Set Proper Expectations
I’ll use a therapy practice to illustrate this point. Say your goal is to bring in clients that will fill your schedule maybe 30 hours per week? You just want to be a therapist and offer therapy to the world. Well, it’s not that easy in the beginning if you’re working on a solo practice. You can’t just be a therapist because you have to be a marketer and a copywriter. You have to raise awareness, create a website, generate traffic, answer people’s questions, improve your copy, maybe run some paid ads, figure out your pricing and services, etc. This list goes on and on. The main point here is that you aren’t just a therapist.
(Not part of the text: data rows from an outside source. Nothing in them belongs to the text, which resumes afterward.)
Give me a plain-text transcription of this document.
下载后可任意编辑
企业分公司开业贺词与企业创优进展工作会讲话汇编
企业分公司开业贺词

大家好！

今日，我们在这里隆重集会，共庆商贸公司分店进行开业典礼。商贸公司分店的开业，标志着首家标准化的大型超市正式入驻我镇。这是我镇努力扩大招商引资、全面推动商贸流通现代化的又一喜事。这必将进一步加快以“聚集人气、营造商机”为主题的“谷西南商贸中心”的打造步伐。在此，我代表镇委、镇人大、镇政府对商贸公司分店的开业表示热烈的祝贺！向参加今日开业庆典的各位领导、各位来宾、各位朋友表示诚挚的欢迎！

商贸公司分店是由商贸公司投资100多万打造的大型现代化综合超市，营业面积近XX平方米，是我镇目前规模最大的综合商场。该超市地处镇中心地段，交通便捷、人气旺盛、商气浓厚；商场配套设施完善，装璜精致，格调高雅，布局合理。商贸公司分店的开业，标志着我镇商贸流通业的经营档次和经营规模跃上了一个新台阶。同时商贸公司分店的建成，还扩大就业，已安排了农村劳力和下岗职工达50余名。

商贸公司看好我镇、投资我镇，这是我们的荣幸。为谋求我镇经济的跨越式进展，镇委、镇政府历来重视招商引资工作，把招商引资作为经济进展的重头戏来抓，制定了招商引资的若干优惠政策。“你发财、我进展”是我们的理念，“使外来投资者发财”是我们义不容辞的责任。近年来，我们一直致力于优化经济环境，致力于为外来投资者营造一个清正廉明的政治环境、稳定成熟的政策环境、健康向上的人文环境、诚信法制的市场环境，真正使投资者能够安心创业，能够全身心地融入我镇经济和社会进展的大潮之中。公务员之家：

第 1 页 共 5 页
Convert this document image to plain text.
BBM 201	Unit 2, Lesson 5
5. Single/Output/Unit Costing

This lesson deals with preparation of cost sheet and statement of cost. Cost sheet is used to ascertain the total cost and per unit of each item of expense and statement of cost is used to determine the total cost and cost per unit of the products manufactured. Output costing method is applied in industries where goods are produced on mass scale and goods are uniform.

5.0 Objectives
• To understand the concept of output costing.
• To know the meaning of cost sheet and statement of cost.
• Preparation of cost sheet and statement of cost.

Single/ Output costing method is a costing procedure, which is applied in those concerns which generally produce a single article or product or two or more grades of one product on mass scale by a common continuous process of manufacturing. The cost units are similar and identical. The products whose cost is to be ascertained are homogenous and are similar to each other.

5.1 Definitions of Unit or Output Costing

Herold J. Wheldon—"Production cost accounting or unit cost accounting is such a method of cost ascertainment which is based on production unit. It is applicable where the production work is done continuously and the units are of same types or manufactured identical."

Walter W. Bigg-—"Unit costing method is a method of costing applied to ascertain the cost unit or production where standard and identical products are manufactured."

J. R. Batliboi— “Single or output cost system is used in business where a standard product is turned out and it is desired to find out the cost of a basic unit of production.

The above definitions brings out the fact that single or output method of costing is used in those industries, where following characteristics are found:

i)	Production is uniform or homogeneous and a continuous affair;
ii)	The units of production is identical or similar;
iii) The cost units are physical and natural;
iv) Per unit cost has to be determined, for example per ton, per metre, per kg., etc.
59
In order to not get super overwhelmed with what you are doing, it’s helpful to plan out your launch and understand the long-term approach so you don’t feel like you’re spending all your time doing marketing. You really want to reflect your care and attention to detail in your website copy or in your email marketing. Not only that but there are a lot of technical pieces of the puzzle that must be learned and maintained. Remember to slow down. Be patient. Ask someone for help.
Don’t Compare Yourselves To Others
This one is important, especially in the beginning. The best dentist in the world can’t expect to immediately fill up their schedule when the guy down the street has been operating for 10 years. A new practice usually takes at least 2–6 months to push through the slow times and get to a more significant filled schedule.